だが、中国政府は例によってダライ・ラマの考えに猛反発している。
チベット自治区トップの張共産党委書記は、ダライ・ラマに輪廻転生を廃止する権利はないと語り、チベット対する強硬姿勢を改めて鮮明にした。「そんなことは許されない。不可能だと思う」と、北京で開会中の全国人民代表大会の傍らで張は語った。
「われわれはチベット佛教の歴史的慣例と宗教儀式を尊重しなければならない」、「輪廻転生を失くすなど、人が決められることではない」と・・・。

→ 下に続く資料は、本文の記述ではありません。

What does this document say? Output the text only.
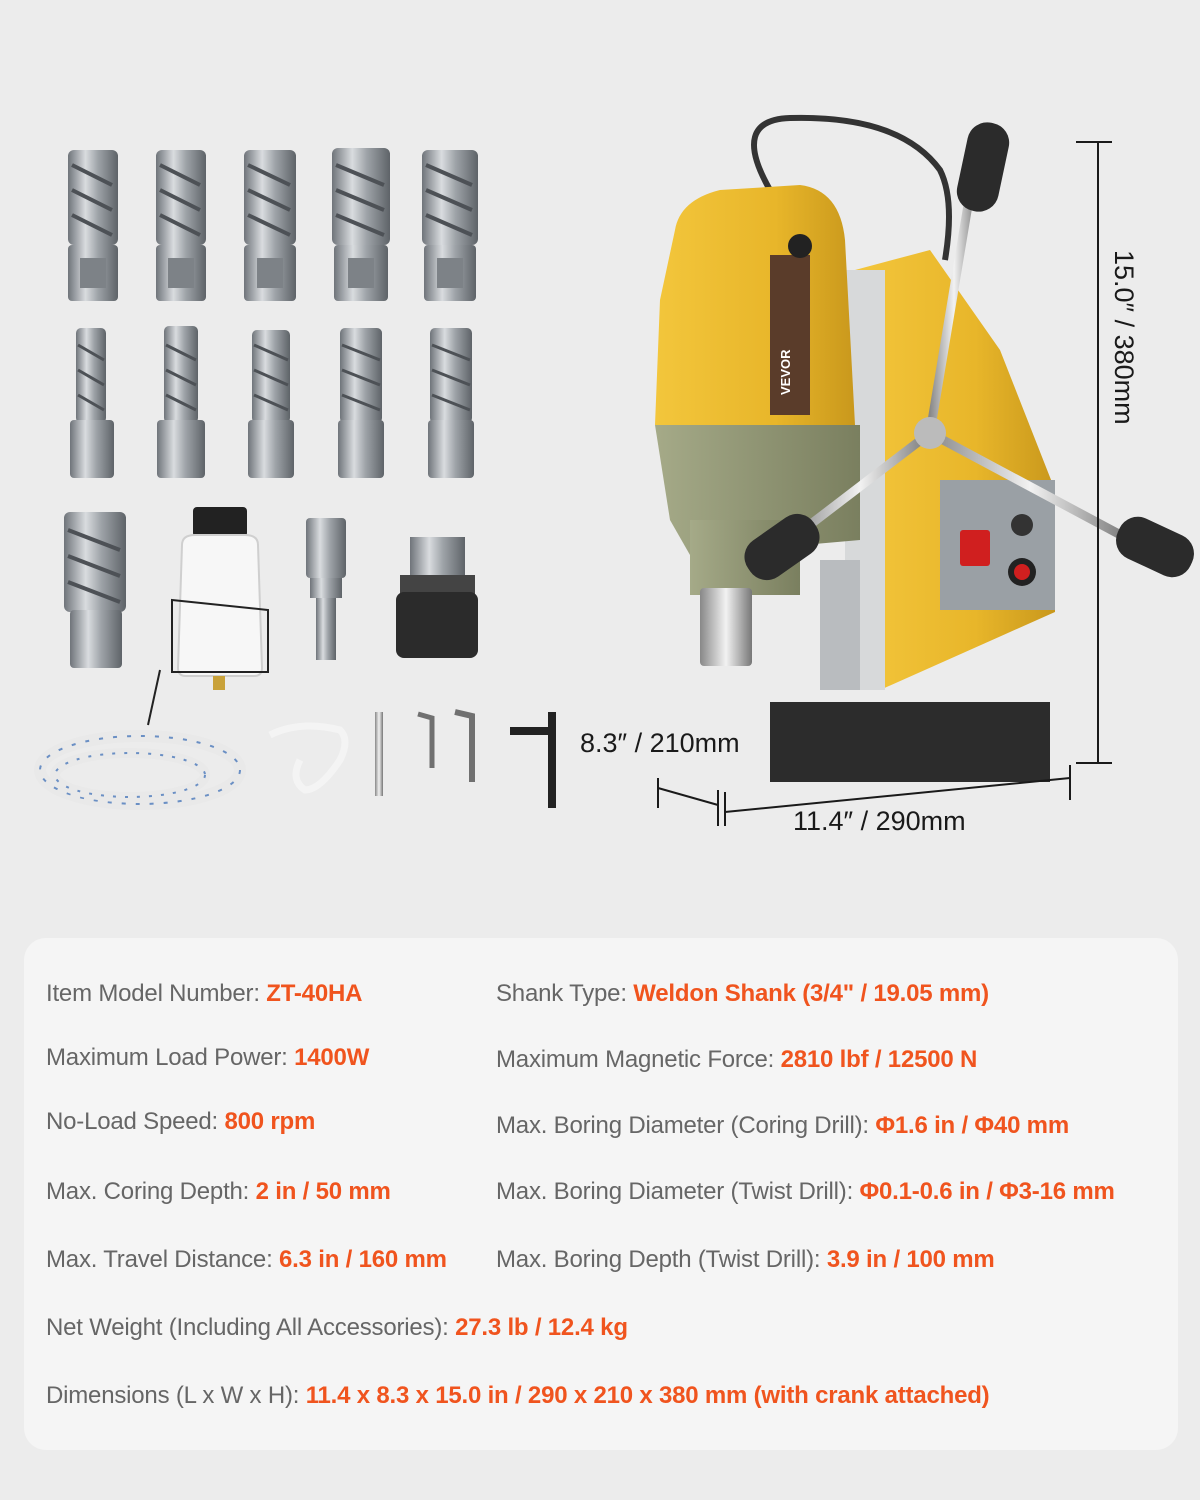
VEVOR	15.0″ / 380mm
8.3″ / 210mm
11.4″ / 290mm
Item Model Number: ZT-40HA	Shank Type: Weldon Shank (3/4" / 19.05 mm)
Maximum Load Power: 1400W	Maximum Magnetic Force: 2810 lbf / 12500 N
No-Load Speed: 800 rpm	Max. Boring Diameter (Coring Drill): Φ1.6 in / Φ40 mm
Max. Coring Depth: 2 in / 50 mm	Max. Boring Diameter (Twist Drill): Φ0.1-0.6 in / Φ3-16 mm
Max. Travel Distance: 6.3 in / 160 mm Max. Boring Depth (Twist Drill): 3.9 in / 100 mm
Net Weight (Including All Accessories): 27.3 lb / 12.4 kg
Dimensions (L x W x H): 11.4 x 8.3 x 15.0 in / 290 x 210 x 380 mm (with crank attached)
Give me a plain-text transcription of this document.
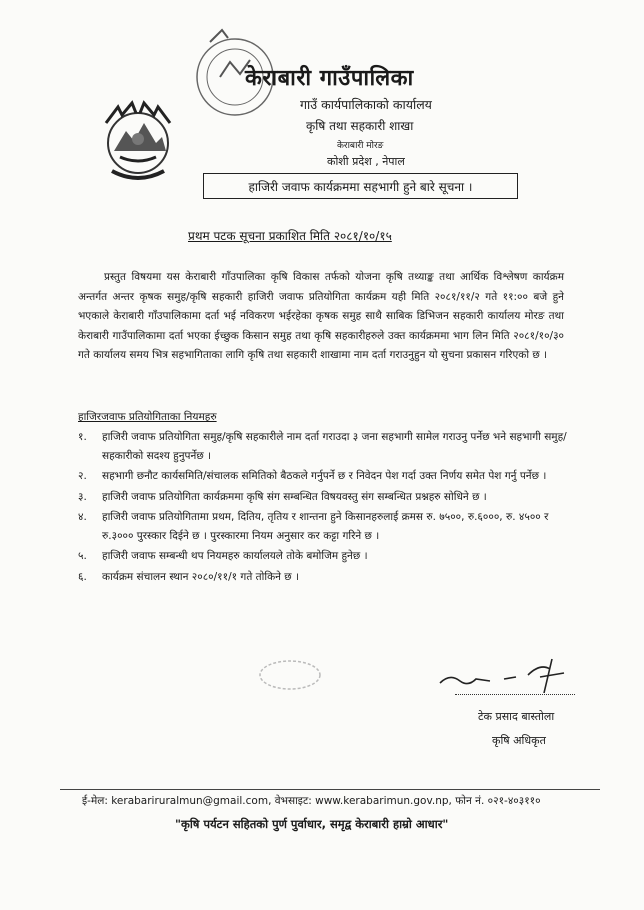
केराबारी गाउँपालिका
गाउँ कार्यपालिकाको कार्यालय
कृषि तथा सहकारी शाखा
केराबारी मोरङ
कोशी प्रदेश , नेपाल
हाजिरी जवाफ कार्यक्रममा सहभागी हुने बारे सूचना ।
प्रथम पटक सूचना प्रकाशित मिति २०८१/१०/१५

प्रस्तुत विषयमा यस केराबारी गाँउपालिका कृषि विकास तर्फको योजना कृषि तथ्याङ्क तथा आर्थिक विश्लेषण कार्यक्रम अन्तर्गत अन्तर कृषक समुह/कृषि सहकारी हाजिरी जवाफ प्रतियोगिता कार्यक्रम यही मिति २०८१/११/२ गते ११:०० बजे हुने भएकाले केराबारी गाँउपालिकामा दर्ता भई नविकरण भईरहेका कृषक समुह साथै साबिक डिभिजन सहकारी कार्यालय मोरङ तथा केराबारी गाउँपालिकामा दर्ता भएका ईच्छुक किसान समुह तथा कृषि सहकारीहरुले उक्त कार्यक्रममा भाग लिन मिति २०८१/१०/३० गते कार्यालय समय भित्र सहभागिताका लागि कृषि तथा सहकारी शाखामा नाम दर्ता गराउनुहुन यो सुचना प्रकासन गरिएको छ ।

हाजिरजवाफ प्रतियोगिताका नियमहरु
१.	हाजिरी जवाफ प्रतियोगिता समुह/कृषि सहकारीले नाम दर्ता गराउदा ३ जना सहभागी सामेल गराउनु पर्नेछ भने सहभागी समुह/सहकारीको सदश्य हुनुपर्नेछ ।
२.	सहभागी छनौट कार्यसमिति/संचालक समितिको बैठकले गर्नुपर्ने छ र निवेदन पेश गर्दा उक्त निर्णय समेत पेश गर्नु पर्नेछ ।
३.	हाजिरी जवाफ प्रतियोगिता कार्यक्रममा कृषि संग सम्बन्धित विषयवस्तु संग सम्बन्धित प्रश्नहरु सोधिने छ ।
४.	हाजिरी जवाफ प्रतियोगितामा प्रथम, दितिय, तृतिय र शान्तना हुने किसानहरुलाई क्रमस रु. ७५००, रु.६०००, रु. ४५०० र रु.३००० पुरस्कार दिईने छ । पुरस्कारमा नियम अनुसार कर कट्टा गरिने छ ।
५.	हाजिरी जवाफ सम्बन्धी थप नियमहरु कार्यालयले तोके बमोजिम हुनेछ ।
६.	कार्यक्रम संचालन स्थान २०८०/११/१ गते तोकिने छ ।
टेक प्रसाद बास्तोला
कृषि अधिकृत
ई-मेल: kerabariruralmun@gmail.com, वेभसाइट: www.kerabarimun.gov.np, फोन नं. ०२१-४०३११०
"कृषि पर्यटन सहितको पुर्ण पुर्वाधार, समृद्व केराबारी हाम्रो आधार"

後継者選びには活佛転生制度というのがあり、高僧が遺言で指定した地方に、49日間以内に誕生した乳児の中から、神畏の備わっている者=転生霊童を選び、転生者とするものである。
活佛とはダライ・ラマとパンチェン・ラマのことでその選びには次の4つのチェックによる。
1 先代ラマの遺体の観察
2 聖なる湖(中央チベットのラモイラツォ湖)の湖面の観察
3 神託・占い
4 本人に対するテスト
その前提として輪廻転生という考え方があるのだが、ダライ・ラマがその転生を重要視しない発言は大きいように思う。多分転生を自覚していない感覚があるのだろう。
一個体が個体性を維持しながら生まれ変わるはずもないのだから、全うな発言だと思うのだが、唯物論の共産主義者が輪廻転生をいうのはチベット人なるがゆえか。